Die UN-Klimakonferenz fand vom 7. bis 18. Dezember 2009 in Kopenhagen, Dänemark statt. Das Ziel der Klimarahmenkonvention besteht darin, eine gefährliche Störung des Klimasystems zu verhindern. Die Delegierten aus 25 Länder haben sich nach einem 31-stündigen Verhandlungsmarathon lediglich auf einen „Minimalkonsens“ geeinigt. In einem „zur Kenntnis genommenen“ und völkerrechtlich nicht bindenden politischen Papier, dem Copenhagen Accord , ist das Ziel erwähnt die Erderwärmung auf weniger als 2 °C im Vergleich zum vorindustriellen Niveau zu begrenzen.
Wie schon im Vorfeld des Gipfels lagen vor allem die Positionen zwischen Industrie- und Schwellenländern weit auseinander.

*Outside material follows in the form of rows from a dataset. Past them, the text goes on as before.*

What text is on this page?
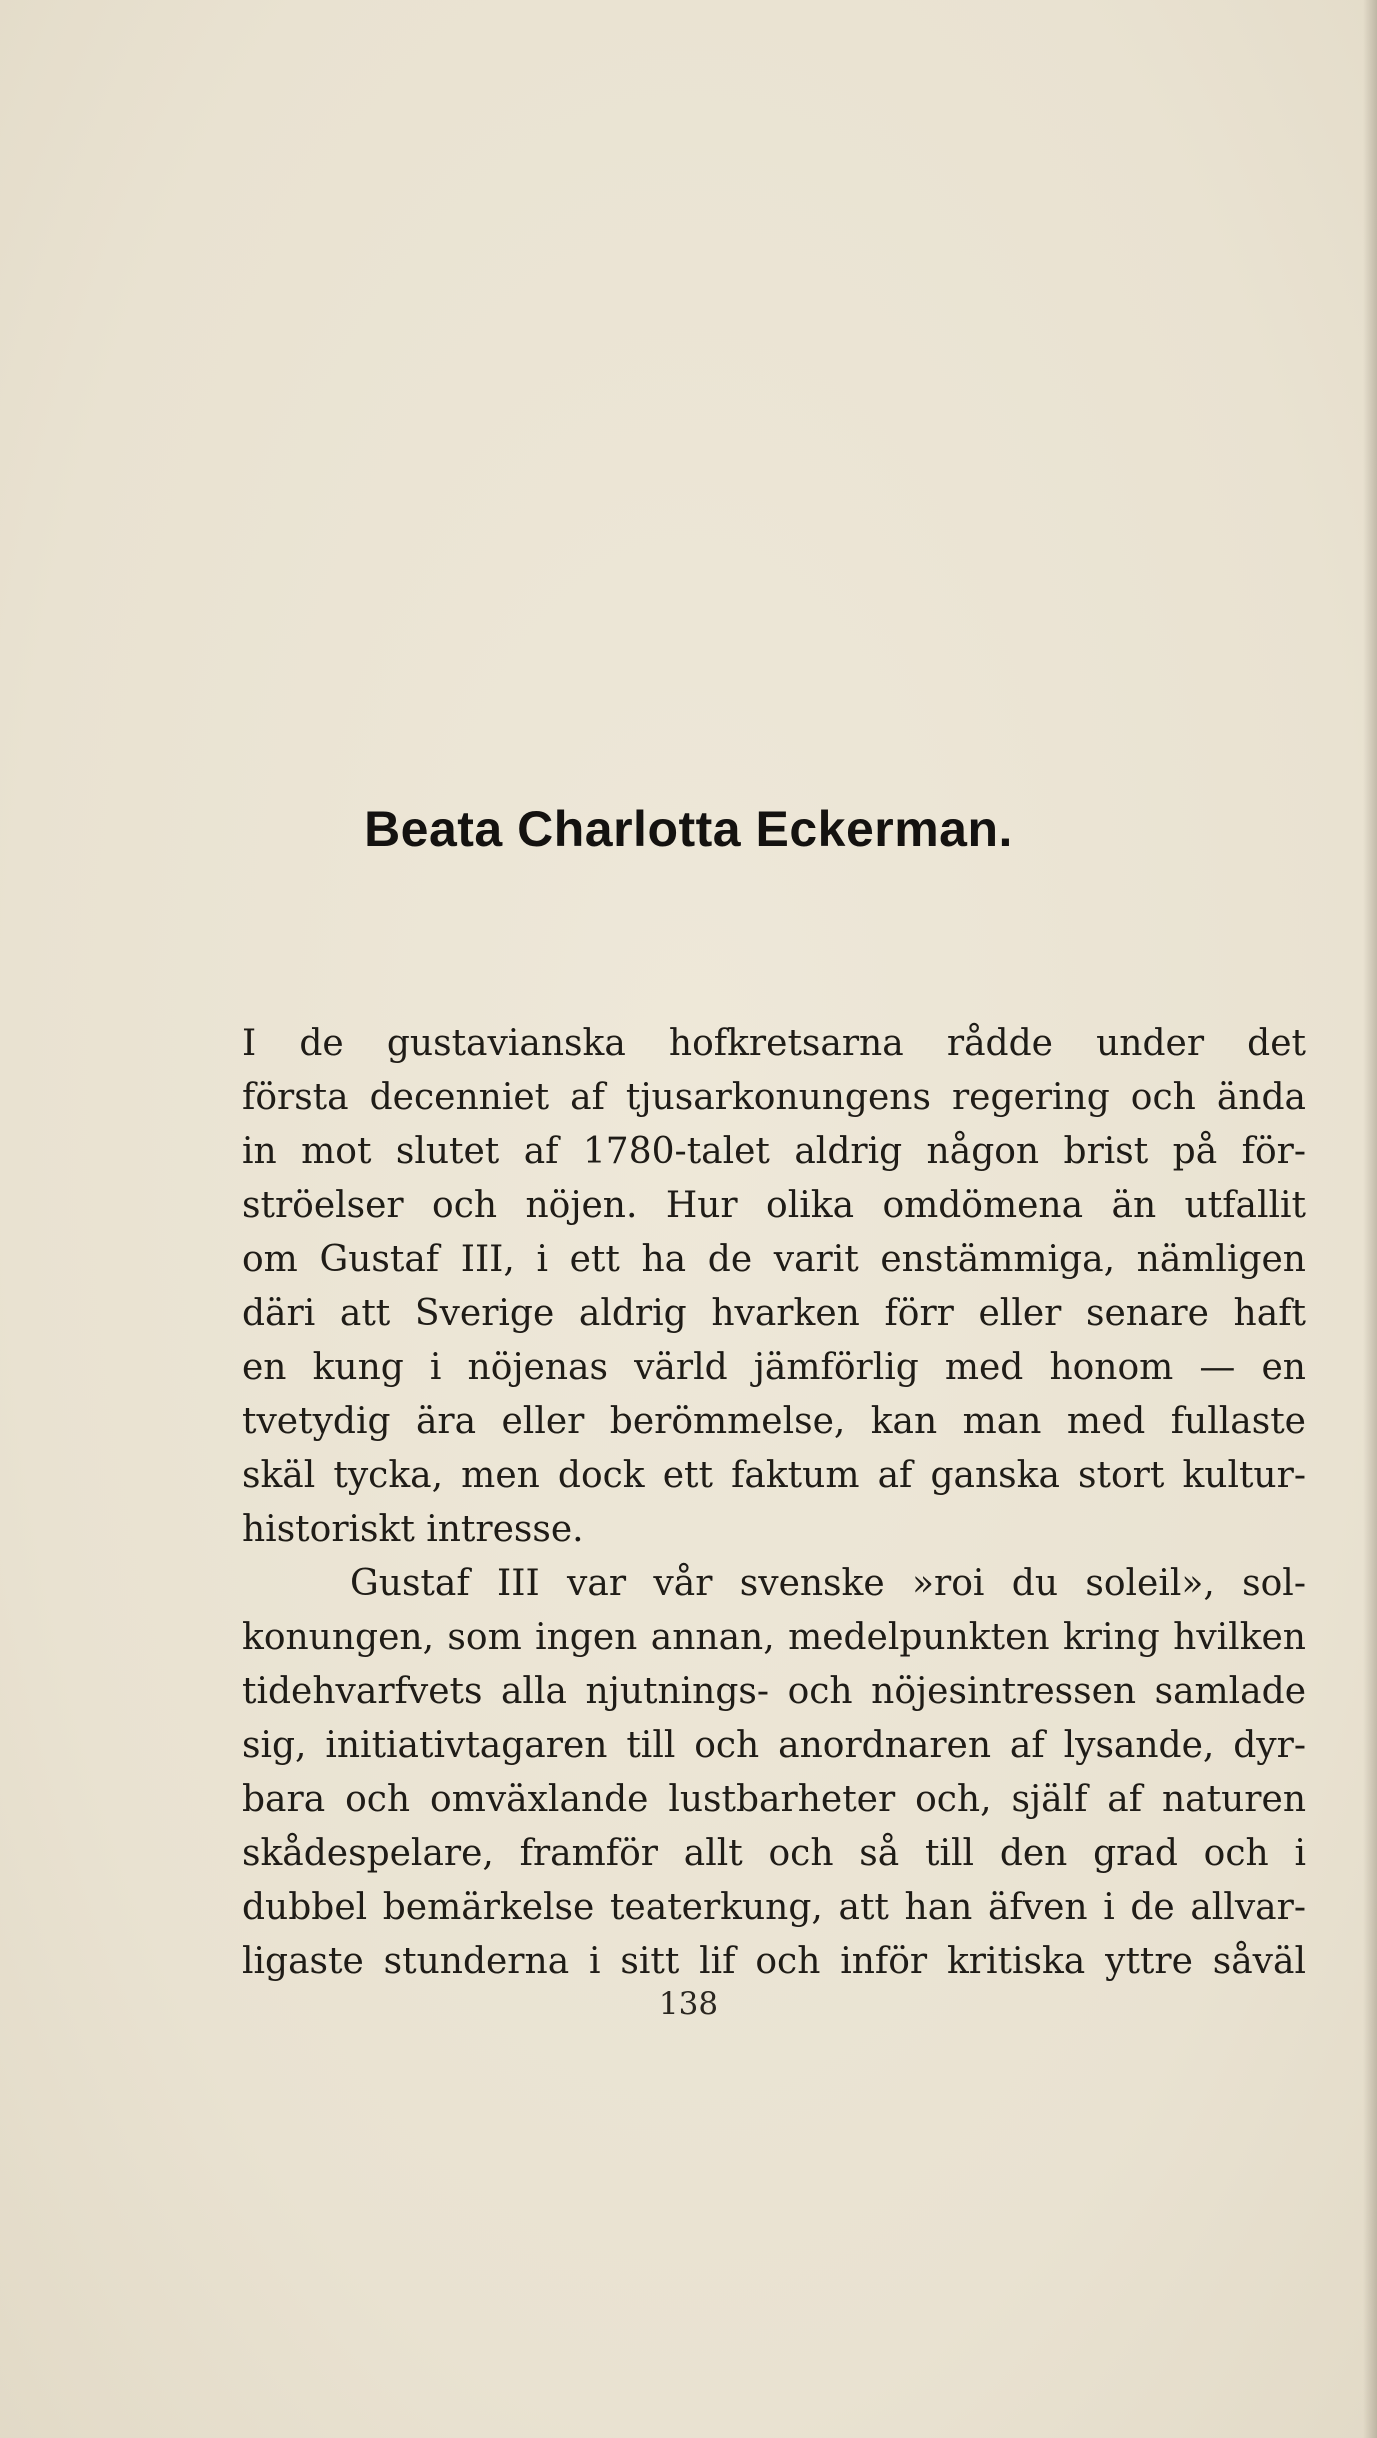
Beata Charlotta Eckerman.

I de gustavianska hofkretsarna rådde under det

första decenniet af tjusarkonungens regering och ända

in mot slutet af 1780-talet aldrig någon brist på för-

ströelser och nöjen. Hur olika omdömena än utfallit

om Gustaf III, i ett ha de varit enstämmiga, nämligen

däri att Sverige aldrig hvarken förr eller senare haft

en kung i nöjenas värld jämförlig med honom — en

tvetydig ära eller berömmelse, kan man med fullaste

skäl tycka, men dock ett faktum af ganska stort kultur-

historiskt intresse.

Gustaf III var vår svenske »roi du soleil», sol-

konungen, som ingen annan, medelpunkten kring hvilken

tidehvarfvets alla njutnings- och nöjesintressen samlade

sig, initiativtagaren till och anordnaren af lysande, dyr-

bara och omväxlande lustbarheter och, själf af naturen

skådespelare, framför allt och så till den grad och i

dubbel bemärkelse teaterkung, att han äfven i de allvar-

ligaste stunderna i sitt lif och inför kritiska yttre såväl

138
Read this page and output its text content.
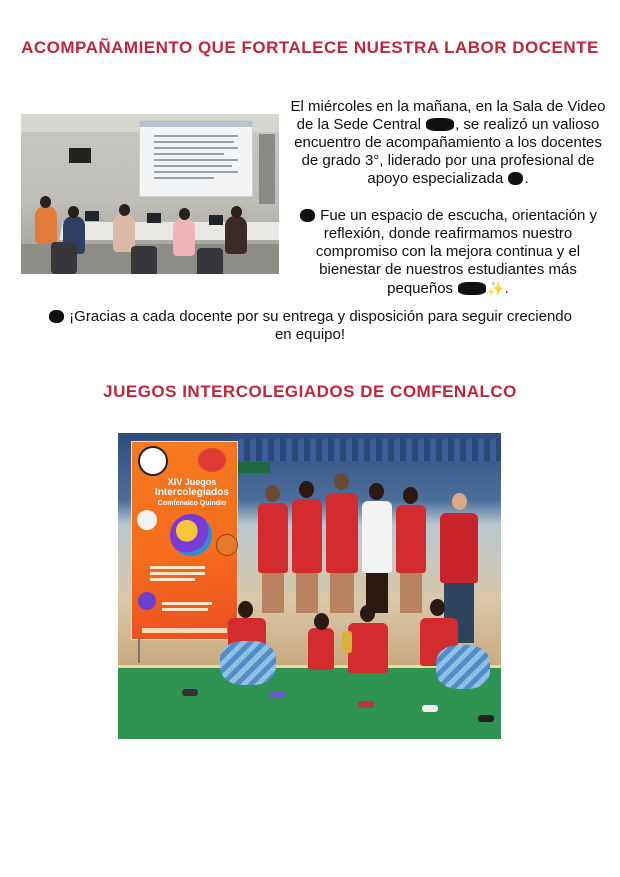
ACOMPAÑAMIENTO QUE FORTALECE NUESTRA LABOR DOCENTE

El miércoles en la mañana, en la Sala de Video de la Sede Central , se realizó un valioso encuentro de acompañamiento a los docentes de grado 3°, liderado por una profesional de apoyo especializada .

Fue un espacio de escucha, orientación y reflexión, donde reafirmamos nuestro compromiso con la mejora continua y el bienestar de nuestros estudiantes más pequeños ✨.

¡Gracias a cada docente por su entrega y disposición para seguir creciendo en equipo!

JUEGOS INTERCOLEGIADOS DE COMFENALCO
XIV Juegos
Intercolegiados
Comfenalco Quindío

Besonders kontrovers war die Frage, welchen Beitrag bei der Reduzierung der Treibhausgase die Industrie- und welchen die Schwellen- und Entwicklungsländer leisten sollten. Bei der Konferenz gelang es den Teilnehmern nicht, verbindliche Reduktionsziele festzulegen. Das Abkommen hält lediglich fest, dass die Emissionen - in den einzelnen Ländern und auf globaler Ebene - so schnell wie möglich gesenkt werden sollen. Dafür sollen die Industrienationen bis zum 1. Februar 2010 Emissionsziele benennen, zu deren Umsetzung sie sich einzeln oder gemeinsam bis 2020 verpflichten. Für die Entwicklungsländer sollen ebenfalls bis Februar "Minderungsschritte" benannt werden.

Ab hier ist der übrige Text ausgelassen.